Caminho apressadamente pela floresta congelada, seguindo em linha reta na direção sudeste. Devo encontrar o único arbusto que não está congelado. Será que Mederin quer que eu a encontre? Será uma armadilha? Que opção eu tenho?
Tchórrrrrr!
— Gilson? — soa a voz da minha mãe. Meus passos cessam. Pressiono o dedo no fone. — Gilson?!
— Mãe? — murmuro, com os olhos muito abertos.
— Volta pra mamãe, Gilson — está fungando e soluçando. — Eu te perdoo...
Um aperto profundo ataca o meu peito. Abaixo a cabeça. Fecho fortemente os olhos, sentindo as lágrimas subindo sem serem convidadas. Respiro fundo, logo volto a abrir os olhos.

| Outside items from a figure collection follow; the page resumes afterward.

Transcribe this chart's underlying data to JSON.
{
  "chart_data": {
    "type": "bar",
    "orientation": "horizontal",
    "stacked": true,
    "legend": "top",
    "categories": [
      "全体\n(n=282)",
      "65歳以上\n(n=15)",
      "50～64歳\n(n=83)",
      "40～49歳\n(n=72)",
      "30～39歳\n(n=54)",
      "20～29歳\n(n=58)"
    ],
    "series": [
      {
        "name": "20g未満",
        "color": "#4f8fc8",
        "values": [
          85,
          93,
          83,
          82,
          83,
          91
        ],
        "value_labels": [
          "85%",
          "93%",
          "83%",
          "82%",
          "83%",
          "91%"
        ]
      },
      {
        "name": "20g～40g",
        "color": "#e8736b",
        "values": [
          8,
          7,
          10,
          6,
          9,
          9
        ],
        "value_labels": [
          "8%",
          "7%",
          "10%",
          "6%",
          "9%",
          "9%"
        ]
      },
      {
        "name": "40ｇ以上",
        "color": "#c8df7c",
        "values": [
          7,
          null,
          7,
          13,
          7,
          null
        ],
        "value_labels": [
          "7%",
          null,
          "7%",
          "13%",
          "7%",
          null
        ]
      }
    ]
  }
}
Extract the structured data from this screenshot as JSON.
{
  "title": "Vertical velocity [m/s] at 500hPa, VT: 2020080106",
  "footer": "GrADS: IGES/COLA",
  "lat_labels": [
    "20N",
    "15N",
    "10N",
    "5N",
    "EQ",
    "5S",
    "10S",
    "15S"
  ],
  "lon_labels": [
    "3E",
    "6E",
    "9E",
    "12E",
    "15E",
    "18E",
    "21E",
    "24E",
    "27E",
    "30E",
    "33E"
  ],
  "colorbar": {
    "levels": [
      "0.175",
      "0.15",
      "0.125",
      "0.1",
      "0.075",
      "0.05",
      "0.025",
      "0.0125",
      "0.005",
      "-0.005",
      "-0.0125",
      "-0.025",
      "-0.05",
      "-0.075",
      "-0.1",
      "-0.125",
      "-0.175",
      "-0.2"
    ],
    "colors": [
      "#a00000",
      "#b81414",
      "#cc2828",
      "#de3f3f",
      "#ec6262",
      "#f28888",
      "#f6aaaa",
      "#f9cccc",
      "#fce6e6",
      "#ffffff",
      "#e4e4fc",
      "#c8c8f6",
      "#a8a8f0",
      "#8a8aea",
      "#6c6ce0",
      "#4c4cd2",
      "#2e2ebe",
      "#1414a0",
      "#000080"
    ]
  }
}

— Não posso — respondo, com a voz engrossada. — É tarde demais pra voltar...
— Não fala assim, Gilson... Você sabe o que vai acontecer se continuar com isso... Eu não quero te perder...
— A senhora já perdeu — volto a andar em frente. O fone desliga.
Tchórrrrrr! Mas rapidamente se reativa.
— Quando Jardines voltar a ser um paraíso — fala Mederin. — Toda essa geleira será substituída pelo fogo da alegria. As crianças voltarão a sorrir, os brinquedos voltarão a funcionar, os robôs voltarão a se programar, mas as minhas defesas continuarão ativas para evitar que escórias como você volte a causar problemas. Minha Jardines reviverá! Minha utopia reviverá! E quando isso acontecer, nem você e nem seu amigo estarão vivos para assistir o meu sucesso. Ninguém mais irá corromper as minhas crianças.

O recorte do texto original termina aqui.